Butterfly Affective )):(( Re-Dressed & transFormed Legacies

2021-2022

In the installation, Butterfly Affective )):(( Re-Dressed & transFormed Legacies, a soundscape quietly accompanies five paintings. The paintings transform masculine archetypes by layering, integrating, and dissolving these images onto themselves in natural environments influenced by the four elements (water, fire, earth, and wind), a metaphor for the feminine. A soundscape fills the room in waves, undulating between an ungendered chorus, the four elements, and near silence. The sound piece extends the paintings into another sensorial experience, surrounding the viewer underfoot, reflecting the same process used to create the paintings. The transitory setting is slippery and elusive. All at once the bodily and physical world are undistinguishable in their activity.

On one level for the artist, this work questions the stability of an archetype over time, choosing to imagine archetypes as malleable and personally defined. On another level, the artist chose to creatively approach the same stability of patriarchal legacy, offering a more personal narrative.

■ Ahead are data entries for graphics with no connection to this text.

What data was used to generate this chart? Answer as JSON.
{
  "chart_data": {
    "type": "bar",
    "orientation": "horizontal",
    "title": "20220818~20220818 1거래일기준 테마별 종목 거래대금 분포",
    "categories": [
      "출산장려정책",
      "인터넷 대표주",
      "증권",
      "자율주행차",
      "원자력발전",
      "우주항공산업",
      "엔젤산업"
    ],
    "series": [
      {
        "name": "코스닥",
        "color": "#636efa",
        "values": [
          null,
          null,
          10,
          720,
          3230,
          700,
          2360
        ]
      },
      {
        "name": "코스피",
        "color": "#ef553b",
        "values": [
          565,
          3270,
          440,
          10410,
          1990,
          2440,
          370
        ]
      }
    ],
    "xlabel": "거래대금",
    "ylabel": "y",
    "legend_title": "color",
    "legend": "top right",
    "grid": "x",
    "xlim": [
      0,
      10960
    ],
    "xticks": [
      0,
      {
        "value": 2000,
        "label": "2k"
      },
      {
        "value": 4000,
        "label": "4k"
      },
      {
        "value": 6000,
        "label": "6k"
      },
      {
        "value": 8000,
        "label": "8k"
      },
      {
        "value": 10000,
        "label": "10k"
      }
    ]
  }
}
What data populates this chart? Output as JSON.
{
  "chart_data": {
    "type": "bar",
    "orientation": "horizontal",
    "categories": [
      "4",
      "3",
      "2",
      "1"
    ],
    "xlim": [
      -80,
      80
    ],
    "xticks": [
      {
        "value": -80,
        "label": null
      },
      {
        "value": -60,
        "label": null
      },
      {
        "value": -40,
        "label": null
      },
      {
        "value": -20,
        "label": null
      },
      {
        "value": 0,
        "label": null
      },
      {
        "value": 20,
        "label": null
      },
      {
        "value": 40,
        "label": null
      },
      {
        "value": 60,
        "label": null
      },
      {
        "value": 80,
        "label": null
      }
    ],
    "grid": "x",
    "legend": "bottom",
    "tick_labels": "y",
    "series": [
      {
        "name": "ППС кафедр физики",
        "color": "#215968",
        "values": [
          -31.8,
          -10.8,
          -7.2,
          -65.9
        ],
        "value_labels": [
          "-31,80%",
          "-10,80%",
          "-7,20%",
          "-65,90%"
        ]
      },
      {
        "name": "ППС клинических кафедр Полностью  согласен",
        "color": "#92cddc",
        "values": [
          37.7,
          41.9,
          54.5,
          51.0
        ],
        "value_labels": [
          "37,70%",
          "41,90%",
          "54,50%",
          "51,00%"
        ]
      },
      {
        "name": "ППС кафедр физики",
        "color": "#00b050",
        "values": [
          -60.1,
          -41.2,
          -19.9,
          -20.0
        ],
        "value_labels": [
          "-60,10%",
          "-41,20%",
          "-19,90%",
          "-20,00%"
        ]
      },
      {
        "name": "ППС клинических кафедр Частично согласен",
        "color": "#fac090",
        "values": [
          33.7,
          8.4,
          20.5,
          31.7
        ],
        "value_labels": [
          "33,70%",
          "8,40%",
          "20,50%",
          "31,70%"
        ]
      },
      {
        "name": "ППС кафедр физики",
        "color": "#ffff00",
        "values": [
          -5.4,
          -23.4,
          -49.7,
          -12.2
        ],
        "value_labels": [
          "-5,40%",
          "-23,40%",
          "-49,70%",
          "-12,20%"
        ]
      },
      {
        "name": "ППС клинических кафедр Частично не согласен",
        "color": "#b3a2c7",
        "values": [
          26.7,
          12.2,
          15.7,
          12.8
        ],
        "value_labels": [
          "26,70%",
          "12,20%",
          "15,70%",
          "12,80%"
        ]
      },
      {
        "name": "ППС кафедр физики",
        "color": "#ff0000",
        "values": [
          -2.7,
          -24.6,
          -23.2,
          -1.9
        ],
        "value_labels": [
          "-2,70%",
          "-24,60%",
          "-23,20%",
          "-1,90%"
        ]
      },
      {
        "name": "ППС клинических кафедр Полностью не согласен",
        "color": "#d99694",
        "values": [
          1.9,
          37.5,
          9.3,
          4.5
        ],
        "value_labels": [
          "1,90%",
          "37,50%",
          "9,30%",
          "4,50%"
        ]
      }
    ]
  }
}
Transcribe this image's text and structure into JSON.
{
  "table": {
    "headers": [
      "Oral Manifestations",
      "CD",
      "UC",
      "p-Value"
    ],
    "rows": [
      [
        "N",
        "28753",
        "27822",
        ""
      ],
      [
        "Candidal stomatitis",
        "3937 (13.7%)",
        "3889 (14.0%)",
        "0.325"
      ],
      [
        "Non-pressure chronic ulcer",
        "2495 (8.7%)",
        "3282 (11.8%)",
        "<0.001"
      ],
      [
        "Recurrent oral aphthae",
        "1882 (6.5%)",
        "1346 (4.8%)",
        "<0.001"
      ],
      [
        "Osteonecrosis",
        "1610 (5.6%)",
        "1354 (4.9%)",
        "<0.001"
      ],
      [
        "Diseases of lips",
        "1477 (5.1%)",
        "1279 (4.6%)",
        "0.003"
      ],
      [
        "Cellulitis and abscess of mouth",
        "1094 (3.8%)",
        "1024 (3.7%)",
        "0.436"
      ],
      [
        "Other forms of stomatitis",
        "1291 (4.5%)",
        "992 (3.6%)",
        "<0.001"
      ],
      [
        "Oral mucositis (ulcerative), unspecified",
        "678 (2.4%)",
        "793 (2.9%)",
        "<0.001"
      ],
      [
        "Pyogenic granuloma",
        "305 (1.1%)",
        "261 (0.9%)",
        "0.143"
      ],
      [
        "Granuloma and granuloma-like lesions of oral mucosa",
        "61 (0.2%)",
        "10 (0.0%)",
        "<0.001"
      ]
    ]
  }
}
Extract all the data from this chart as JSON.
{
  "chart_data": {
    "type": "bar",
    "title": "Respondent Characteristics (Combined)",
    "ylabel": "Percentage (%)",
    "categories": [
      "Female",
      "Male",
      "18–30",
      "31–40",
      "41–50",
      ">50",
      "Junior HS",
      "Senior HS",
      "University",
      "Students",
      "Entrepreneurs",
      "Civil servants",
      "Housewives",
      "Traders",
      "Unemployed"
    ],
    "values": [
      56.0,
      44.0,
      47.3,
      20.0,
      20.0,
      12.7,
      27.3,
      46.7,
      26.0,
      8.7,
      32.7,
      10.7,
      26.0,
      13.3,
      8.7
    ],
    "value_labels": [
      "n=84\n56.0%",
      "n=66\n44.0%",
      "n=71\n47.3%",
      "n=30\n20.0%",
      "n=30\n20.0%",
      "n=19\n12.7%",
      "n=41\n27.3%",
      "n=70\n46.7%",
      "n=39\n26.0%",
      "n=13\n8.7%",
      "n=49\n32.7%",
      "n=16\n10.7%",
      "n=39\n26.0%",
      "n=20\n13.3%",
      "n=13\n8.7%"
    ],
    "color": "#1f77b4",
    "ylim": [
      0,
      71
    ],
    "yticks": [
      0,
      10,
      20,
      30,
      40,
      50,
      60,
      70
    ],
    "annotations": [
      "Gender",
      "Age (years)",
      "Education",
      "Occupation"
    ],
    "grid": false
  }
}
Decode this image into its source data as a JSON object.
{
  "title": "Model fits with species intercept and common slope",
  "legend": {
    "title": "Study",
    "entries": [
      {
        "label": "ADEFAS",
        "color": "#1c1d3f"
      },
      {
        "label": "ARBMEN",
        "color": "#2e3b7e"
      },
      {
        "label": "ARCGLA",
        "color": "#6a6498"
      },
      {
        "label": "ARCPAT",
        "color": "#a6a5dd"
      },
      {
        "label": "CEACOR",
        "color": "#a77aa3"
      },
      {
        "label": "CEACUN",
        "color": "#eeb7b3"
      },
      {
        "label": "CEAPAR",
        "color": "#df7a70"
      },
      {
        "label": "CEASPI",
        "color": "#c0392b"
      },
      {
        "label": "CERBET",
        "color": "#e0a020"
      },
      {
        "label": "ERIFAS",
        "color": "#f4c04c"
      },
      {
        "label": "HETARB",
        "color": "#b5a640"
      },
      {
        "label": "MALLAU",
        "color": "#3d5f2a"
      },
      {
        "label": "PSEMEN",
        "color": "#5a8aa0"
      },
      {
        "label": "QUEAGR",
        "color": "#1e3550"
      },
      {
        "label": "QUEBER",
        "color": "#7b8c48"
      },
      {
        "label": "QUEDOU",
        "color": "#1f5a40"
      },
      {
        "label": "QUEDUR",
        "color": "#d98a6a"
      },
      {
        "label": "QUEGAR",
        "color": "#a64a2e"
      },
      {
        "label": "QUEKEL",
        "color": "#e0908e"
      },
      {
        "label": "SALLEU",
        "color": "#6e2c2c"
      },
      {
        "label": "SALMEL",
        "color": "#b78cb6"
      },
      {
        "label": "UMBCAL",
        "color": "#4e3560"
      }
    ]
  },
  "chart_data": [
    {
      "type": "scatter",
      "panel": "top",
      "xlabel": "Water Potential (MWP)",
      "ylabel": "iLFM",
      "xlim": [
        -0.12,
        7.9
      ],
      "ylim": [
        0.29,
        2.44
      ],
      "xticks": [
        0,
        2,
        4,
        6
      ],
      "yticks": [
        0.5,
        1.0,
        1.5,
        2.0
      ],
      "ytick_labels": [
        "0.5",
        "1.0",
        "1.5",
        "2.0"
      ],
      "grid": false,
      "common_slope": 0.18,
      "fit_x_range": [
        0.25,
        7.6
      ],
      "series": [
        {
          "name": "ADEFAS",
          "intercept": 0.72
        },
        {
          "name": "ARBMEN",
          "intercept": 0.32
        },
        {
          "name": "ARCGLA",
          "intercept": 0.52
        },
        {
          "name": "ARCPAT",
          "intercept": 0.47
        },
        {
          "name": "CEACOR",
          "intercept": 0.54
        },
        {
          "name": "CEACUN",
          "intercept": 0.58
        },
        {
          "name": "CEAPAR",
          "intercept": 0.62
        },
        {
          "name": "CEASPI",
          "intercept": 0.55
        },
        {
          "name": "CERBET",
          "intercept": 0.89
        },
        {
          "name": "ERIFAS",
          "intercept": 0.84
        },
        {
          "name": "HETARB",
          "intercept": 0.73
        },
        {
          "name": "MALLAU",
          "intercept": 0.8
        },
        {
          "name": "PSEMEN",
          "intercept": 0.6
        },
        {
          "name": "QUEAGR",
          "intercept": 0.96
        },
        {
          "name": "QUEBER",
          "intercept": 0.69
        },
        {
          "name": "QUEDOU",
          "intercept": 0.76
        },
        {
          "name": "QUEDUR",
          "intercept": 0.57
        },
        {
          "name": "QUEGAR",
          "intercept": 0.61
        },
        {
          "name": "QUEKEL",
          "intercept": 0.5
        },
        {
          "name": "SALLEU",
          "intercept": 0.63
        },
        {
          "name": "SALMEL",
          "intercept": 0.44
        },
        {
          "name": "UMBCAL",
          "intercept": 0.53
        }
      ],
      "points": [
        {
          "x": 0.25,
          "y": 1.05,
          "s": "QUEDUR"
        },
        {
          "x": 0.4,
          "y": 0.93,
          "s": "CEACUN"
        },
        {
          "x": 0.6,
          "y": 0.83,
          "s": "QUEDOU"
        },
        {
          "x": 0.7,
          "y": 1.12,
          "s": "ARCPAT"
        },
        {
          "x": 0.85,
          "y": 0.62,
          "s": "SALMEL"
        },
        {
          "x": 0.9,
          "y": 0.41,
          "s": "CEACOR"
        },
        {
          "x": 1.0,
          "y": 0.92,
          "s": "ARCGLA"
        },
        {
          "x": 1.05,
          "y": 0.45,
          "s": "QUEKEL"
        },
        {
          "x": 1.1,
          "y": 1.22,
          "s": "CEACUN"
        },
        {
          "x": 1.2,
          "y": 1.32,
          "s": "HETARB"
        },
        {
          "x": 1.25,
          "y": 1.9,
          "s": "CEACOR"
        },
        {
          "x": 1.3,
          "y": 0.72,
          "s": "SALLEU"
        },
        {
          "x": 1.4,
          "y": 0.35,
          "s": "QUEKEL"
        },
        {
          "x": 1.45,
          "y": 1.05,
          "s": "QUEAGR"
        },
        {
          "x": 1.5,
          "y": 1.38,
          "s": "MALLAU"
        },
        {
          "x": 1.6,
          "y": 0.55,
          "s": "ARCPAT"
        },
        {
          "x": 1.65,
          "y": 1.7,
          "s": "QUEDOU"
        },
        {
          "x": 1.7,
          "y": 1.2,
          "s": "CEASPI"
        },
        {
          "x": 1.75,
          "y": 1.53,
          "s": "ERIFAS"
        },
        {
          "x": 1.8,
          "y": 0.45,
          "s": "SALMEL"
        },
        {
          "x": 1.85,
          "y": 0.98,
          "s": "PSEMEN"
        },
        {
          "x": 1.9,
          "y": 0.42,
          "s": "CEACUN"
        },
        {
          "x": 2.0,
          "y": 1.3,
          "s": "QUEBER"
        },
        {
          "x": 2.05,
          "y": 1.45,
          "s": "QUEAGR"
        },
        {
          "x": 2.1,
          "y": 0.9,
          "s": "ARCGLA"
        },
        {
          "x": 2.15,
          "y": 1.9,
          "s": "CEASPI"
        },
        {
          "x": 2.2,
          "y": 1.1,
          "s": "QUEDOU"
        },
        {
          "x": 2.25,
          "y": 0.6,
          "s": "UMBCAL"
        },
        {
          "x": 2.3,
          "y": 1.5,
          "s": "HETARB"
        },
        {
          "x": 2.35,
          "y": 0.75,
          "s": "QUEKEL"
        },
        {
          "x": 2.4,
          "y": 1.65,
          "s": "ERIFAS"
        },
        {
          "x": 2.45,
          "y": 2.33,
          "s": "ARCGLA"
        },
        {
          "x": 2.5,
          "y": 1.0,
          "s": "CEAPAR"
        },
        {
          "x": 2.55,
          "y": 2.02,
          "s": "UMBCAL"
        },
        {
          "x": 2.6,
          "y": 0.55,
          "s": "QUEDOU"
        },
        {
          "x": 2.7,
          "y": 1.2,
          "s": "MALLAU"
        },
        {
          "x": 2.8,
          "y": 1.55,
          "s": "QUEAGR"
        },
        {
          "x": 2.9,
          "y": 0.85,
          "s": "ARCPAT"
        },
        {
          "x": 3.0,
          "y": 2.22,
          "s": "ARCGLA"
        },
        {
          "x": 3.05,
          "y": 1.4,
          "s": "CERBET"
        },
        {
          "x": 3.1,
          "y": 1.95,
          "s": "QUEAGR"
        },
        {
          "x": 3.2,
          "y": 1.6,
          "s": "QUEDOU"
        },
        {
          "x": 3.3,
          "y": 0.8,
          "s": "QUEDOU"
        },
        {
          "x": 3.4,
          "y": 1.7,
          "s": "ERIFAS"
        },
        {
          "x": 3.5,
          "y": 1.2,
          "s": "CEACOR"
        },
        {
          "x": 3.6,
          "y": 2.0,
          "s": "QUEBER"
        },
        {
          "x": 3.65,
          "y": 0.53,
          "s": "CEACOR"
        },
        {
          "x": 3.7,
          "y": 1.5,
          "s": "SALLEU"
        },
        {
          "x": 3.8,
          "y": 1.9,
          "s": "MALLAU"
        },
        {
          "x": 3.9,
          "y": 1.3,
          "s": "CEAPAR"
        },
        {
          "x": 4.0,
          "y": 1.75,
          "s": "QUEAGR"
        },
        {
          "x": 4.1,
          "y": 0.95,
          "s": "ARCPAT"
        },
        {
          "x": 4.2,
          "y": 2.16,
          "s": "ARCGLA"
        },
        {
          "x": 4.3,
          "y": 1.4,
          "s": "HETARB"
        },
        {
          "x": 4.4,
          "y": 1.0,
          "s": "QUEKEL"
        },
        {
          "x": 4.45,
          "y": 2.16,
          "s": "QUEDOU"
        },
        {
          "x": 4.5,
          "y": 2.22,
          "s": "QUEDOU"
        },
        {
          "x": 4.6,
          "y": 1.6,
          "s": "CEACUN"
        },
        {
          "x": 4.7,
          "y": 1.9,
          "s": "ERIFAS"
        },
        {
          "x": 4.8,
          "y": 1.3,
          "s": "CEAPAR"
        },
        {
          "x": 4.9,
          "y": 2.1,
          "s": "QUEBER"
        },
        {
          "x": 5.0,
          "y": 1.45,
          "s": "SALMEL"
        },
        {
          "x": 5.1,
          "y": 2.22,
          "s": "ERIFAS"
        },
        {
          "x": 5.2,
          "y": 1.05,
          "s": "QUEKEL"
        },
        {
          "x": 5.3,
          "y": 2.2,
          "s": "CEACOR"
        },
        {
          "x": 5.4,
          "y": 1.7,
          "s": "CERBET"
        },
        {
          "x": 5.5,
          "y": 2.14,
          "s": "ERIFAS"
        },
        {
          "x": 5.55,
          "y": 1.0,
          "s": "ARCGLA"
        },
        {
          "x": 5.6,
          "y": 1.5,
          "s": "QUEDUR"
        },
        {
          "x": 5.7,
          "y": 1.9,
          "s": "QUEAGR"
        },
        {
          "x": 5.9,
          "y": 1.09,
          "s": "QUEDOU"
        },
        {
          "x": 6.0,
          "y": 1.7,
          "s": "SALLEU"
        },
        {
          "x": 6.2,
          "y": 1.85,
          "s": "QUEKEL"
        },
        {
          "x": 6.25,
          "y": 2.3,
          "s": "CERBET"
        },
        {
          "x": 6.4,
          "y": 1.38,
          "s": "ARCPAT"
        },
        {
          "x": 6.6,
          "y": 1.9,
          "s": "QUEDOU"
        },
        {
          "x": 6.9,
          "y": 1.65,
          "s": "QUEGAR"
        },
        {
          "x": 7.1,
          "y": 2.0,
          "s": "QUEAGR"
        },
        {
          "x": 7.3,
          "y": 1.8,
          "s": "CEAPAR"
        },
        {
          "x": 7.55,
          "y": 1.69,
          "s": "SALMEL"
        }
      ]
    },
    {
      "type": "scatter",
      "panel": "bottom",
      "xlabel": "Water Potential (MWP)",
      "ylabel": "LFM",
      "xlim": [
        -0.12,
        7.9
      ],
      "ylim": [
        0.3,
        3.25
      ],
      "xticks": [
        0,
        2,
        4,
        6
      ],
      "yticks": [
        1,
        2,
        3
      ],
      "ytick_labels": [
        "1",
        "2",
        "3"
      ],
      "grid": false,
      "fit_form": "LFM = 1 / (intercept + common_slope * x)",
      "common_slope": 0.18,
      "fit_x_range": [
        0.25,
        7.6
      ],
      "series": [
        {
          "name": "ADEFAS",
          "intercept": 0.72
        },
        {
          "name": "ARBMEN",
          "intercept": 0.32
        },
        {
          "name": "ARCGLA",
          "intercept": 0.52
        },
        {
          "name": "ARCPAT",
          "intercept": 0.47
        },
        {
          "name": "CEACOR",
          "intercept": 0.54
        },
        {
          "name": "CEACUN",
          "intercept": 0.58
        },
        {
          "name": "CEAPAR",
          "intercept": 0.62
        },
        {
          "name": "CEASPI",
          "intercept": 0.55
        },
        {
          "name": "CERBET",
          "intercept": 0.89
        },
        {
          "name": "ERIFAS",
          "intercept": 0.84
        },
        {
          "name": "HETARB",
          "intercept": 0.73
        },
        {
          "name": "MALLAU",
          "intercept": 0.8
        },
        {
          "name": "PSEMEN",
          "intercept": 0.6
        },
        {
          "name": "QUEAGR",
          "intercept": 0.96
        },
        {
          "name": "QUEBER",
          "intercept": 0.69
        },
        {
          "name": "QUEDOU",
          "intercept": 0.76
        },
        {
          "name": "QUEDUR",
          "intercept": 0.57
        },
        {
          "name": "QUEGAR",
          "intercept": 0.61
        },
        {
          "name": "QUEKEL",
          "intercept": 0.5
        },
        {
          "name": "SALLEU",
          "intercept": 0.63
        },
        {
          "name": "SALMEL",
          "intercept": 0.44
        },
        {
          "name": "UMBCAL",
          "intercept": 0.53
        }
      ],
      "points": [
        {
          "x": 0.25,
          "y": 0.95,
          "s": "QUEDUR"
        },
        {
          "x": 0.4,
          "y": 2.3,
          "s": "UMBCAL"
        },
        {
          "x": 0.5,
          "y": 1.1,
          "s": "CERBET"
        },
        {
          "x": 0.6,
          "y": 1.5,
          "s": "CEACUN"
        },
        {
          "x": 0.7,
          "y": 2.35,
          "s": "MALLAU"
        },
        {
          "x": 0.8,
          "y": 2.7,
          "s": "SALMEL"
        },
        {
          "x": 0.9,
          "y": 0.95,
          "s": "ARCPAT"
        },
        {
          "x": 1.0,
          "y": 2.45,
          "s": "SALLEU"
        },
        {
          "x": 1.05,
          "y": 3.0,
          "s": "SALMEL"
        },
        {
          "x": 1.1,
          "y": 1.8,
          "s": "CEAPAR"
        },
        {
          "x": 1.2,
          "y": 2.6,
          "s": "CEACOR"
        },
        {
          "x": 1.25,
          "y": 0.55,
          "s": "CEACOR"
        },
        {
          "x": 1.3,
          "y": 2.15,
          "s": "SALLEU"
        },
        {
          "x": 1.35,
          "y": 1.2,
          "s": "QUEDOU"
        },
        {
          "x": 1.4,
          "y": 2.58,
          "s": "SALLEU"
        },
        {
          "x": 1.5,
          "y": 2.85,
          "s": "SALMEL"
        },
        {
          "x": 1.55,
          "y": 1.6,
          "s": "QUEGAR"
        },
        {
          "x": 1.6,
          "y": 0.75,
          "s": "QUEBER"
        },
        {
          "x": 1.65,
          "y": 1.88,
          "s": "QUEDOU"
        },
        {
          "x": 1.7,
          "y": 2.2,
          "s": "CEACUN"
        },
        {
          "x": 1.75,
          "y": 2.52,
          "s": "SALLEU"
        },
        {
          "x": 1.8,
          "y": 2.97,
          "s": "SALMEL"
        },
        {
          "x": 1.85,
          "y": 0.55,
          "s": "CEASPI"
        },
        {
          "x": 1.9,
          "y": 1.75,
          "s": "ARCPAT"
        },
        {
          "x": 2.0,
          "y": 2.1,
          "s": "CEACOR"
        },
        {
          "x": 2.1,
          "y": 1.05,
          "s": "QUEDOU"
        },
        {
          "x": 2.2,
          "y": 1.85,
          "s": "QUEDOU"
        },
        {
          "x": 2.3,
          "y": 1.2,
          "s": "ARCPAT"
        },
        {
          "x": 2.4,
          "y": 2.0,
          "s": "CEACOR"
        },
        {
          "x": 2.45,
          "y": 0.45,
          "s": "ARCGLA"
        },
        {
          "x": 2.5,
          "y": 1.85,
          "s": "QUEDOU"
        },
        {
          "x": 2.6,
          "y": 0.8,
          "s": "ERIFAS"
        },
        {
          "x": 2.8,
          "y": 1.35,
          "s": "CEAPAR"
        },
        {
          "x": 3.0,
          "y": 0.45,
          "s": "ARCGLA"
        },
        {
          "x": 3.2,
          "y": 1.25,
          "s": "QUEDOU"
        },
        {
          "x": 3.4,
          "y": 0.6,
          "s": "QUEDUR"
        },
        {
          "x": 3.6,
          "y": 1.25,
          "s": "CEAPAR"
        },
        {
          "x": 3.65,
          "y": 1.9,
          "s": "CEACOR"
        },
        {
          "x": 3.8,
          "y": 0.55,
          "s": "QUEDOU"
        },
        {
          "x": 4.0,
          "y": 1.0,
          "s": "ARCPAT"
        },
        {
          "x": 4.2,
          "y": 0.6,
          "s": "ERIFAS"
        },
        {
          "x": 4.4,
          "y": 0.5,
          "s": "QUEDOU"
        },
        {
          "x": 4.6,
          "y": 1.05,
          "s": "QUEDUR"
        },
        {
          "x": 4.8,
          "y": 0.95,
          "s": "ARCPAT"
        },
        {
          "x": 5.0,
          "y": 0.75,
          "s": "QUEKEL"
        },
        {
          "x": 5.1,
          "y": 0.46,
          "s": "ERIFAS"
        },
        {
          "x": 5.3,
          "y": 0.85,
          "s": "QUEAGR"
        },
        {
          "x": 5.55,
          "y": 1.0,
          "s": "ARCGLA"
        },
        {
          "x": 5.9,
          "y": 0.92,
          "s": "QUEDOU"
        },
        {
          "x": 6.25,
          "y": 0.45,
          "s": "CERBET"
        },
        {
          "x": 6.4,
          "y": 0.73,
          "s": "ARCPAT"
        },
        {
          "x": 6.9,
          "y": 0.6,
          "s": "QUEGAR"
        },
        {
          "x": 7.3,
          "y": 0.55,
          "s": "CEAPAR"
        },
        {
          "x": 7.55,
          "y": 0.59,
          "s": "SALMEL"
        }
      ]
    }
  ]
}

The artist’s chosen name, Clyde, was a childhood nickname dubbed by the artist’s father and paternal grandfather. The artist asked their father, a scientist, to respond to the paintings in prose. These writings were read and recorded by the father and by the artist (imitating their father in sync). The voices merge, having been the altered to be ambiguously gendered, neutralized with effects and layered. By having the artist’s father participate in the project, it creates an opportunity for him to engage with the artist’s subjective & nonbinary experiences. The legacy of creation is not handed down, but rather coexists, as a collaboration. The artist and father converge in a process of adaptation and integration, not erasure. A transformative action.